If you have a related question, please click the "Ask a related question" button in the top right corner. The newly created question will be automatically linked to this question.

# ADS1262: Use of a reference signal as an external reference

This is an application for a scientific instrument.  I have two signals of interest, a sample signal (S) and a reference signal (R) measured simultaneously on the same instrument.  My desired output is S/R.  Aside from noise, S and R are both positive and R>=S, so my output scales from 0 to 1.  Rather than measure the two signals separately, I would like to measure only S while using R as an external reference voltage for the ADS1262.  Will this work, and if so, do I need any special signal conditioning?

My device will attach to sensors with a standard output of 2V.  I plan to set FSR to 2.5 and would like to bias the voltage using AINCOM = 0.25V to allow room for noise below 0V and above 2V.  Can I do this rather than setting AINCOM to midrange?

Because S and R are often identical, using the PGA will usually put the output voltage above FSR. However there may be portions of the signal where S/R is small and use of the PGA would be useful in reducing noise,  Worst case would be PGA =32, resulting in a 64V input for S/R = 1.0.  Could this damage the ADS1262?

• Hi Patrick,

In principle, the configuration you are describing is commonly-used in a variety of applications. Just make sure to respect the absolute and differential input voltage range limitations on both the VREF and PGA inputs.

I am not sure I follow what you want to do in the second paragraph. Is the 2V sensor output referenced to ground? And you want VREF = 2.5V, where you are measuring the sensor signal against AINCOM = 0.25V? If so, when the input signal is 0V, you will measure a differential voltage of -0.25V. When the sensor signal is 2V, you will measure a differential voltage of 1.75 V. Also note that the ADS1261 cannot measure ground-reference input signals with the PGA enabled. See Equation 12 in the ADC datasheet for more information.

The PGA output voltage will be clamped by the supply rails. So as long as the input to the ADC pins is within the recommended operating conditions, the PGA will be okay even if you select a larger gain. However, it may take some time for the PGA to recover from an overload condition. This is not specified in the datasheet, and is just a general observation. The ADS1262 monitors can identify when the PGA output voltage has dropped below the given threshold. Refer to Section 9.3.7 in the ADC datasheet for more information.

-Bryan

• Thanks Bryan.  Sorry for the confusion in paragraph 2.  What I want to do is map my 0-2V input signals for S and R to 0,25-2,25 on an FSR of 2,5 so that I don't hit the negative rail with negative noise.  If I do that, can I still ratio the two signals before they are biased?  Does the ratio of signal to the reference voltage precede the application of the bias?
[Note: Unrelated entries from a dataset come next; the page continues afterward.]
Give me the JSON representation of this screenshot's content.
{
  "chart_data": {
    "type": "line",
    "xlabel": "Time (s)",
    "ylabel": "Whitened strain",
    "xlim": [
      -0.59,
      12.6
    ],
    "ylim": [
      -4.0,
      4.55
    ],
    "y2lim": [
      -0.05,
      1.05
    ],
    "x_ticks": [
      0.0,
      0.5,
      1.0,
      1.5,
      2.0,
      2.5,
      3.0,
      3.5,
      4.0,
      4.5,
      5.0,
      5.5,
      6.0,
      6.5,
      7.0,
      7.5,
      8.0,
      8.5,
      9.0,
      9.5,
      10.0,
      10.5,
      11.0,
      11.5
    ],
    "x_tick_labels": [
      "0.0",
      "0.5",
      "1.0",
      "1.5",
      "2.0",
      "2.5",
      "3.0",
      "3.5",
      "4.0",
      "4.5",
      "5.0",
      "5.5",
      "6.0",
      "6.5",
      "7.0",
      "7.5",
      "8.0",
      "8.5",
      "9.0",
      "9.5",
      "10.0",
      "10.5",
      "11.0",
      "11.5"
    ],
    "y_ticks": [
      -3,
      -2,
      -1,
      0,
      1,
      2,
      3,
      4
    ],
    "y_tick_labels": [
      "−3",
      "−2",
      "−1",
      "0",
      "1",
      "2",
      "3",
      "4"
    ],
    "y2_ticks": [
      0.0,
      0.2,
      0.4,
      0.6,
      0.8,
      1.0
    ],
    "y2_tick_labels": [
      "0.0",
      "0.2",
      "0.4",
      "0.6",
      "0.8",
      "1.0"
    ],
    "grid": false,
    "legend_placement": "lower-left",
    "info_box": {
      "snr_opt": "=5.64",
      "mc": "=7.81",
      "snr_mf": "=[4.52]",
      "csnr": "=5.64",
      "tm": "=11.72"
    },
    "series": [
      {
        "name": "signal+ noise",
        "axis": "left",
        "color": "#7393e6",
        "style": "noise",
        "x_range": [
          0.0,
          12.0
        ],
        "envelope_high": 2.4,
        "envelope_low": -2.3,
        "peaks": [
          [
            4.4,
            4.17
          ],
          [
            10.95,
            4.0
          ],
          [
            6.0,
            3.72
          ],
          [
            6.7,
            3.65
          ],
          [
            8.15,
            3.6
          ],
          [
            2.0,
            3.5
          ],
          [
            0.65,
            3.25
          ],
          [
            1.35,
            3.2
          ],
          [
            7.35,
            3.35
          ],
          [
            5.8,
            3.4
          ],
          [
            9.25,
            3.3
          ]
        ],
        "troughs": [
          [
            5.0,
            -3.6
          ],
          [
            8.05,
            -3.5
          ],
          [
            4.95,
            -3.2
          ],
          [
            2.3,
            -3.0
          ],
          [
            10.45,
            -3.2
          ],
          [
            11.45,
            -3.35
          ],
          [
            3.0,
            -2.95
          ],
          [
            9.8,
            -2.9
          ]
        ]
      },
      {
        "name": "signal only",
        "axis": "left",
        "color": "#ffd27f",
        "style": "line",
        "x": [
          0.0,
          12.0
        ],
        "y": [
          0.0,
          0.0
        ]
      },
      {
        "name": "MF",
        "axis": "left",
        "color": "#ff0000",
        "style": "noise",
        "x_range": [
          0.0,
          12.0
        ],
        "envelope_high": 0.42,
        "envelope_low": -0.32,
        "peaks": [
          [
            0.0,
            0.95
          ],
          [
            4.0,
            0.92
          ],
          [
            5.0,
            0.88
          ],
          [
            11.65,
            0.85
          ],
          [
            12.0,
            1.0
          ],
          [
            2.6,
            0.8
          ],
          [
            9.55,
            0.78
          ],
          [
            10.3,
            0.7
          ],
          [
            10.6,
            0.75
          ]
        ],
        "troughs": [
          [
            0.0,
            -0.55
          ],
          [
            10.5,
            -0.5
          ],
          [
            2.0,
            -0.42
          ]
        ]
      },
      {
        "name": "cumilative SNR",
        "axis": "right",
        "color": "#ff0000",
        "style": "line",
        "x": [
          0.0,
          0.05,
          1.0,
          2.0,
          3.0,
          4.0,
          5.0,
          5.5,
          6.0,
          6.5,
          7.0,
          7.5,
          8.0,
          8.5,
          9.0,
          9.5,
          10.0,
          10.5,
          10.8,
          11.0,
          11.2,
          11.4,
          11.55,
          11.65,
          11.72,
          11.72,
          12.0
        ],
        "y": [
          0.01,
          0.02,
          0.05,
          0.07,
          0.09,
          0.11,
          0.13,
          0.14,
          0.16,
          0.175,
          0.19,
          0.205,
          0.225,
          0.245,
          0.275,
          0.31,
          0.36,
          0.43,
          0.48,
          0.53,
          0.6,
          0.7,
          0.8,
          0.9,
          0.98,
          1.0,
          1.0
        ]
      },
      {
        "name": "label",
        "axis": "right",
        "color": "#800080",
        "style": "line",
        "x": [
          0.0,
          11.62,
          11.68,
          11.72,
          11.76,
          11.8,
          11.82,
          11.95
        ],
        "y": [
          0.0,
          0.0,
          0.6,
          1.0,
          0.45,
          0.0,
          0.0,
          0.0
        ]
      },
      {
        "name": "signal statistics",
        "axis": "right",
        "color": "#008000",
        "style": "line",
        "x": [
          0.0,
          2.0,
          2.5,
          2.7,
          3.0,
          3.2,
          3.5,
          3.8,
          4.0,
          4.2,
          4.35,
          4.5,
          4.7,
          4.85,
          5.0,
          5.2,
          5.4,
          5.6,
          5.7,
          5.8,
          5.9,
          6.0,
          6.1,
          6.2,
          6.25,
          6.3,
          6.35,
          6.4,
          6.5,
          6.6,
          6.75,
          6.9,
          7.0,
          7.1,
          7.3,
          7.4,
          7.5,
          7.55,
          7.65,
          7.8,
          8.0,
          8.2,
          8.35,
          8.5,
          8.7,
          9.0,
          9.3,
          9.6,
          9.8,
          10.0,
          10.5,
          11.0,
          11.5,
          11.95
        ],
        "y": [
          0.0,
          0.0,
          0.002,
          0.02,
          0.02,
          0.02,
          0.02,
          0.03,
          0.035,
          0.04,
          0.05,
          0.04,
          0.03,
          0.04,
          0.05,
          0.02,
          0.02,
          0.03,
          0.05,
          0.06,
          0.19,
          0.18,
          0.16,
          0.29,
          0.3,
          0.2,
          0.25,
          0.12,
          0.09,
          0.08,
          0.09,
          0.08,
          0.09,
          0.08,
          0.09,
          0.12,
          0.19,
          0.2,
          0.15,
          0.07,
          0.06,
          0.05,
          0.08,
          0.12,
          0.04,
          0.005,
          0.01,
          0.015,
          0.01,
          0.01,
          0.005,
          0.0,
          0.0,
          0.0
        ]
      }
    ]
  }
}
• Both S and R are differential inputs,

• Hi Patrick,

I am a bit unclear on the terminology you are using. A 0-2V input signal is single-ended, assuming the sensor ground (0V) is the same as the ADC i.e. a unipolar supply. If the signal is single-ended, the ADS1262 PGA must be bypassed in order to operate properly, as you cannot input a 0V signal into the ADC with the PGA enabled (again, refer to Equation 12).

However, you also mention that your signal (S) is differential, which conflicts with the first statement.

It seems like you need a bias signal to shift the output of the sensor so it matches the ADC input voltage. You suggested using AINCOM = 0.25V, though this would not shift the signal enough. I drew up a quick block diagram showing how you might configure the bias voltage, your sensor, and the ADC inputs given what I believe is going on with your system. In the system below, a 0V sensor output puts 1.5V at both AINP and AINN. A 2V sensor output has AINP = 3.5V and AINN = 1.5V, which puts the input common-mode signal (2.5V) at the ADC mid-supply voltage (also 2.5V, assuming AVDD = 5V). This is the ideal situation.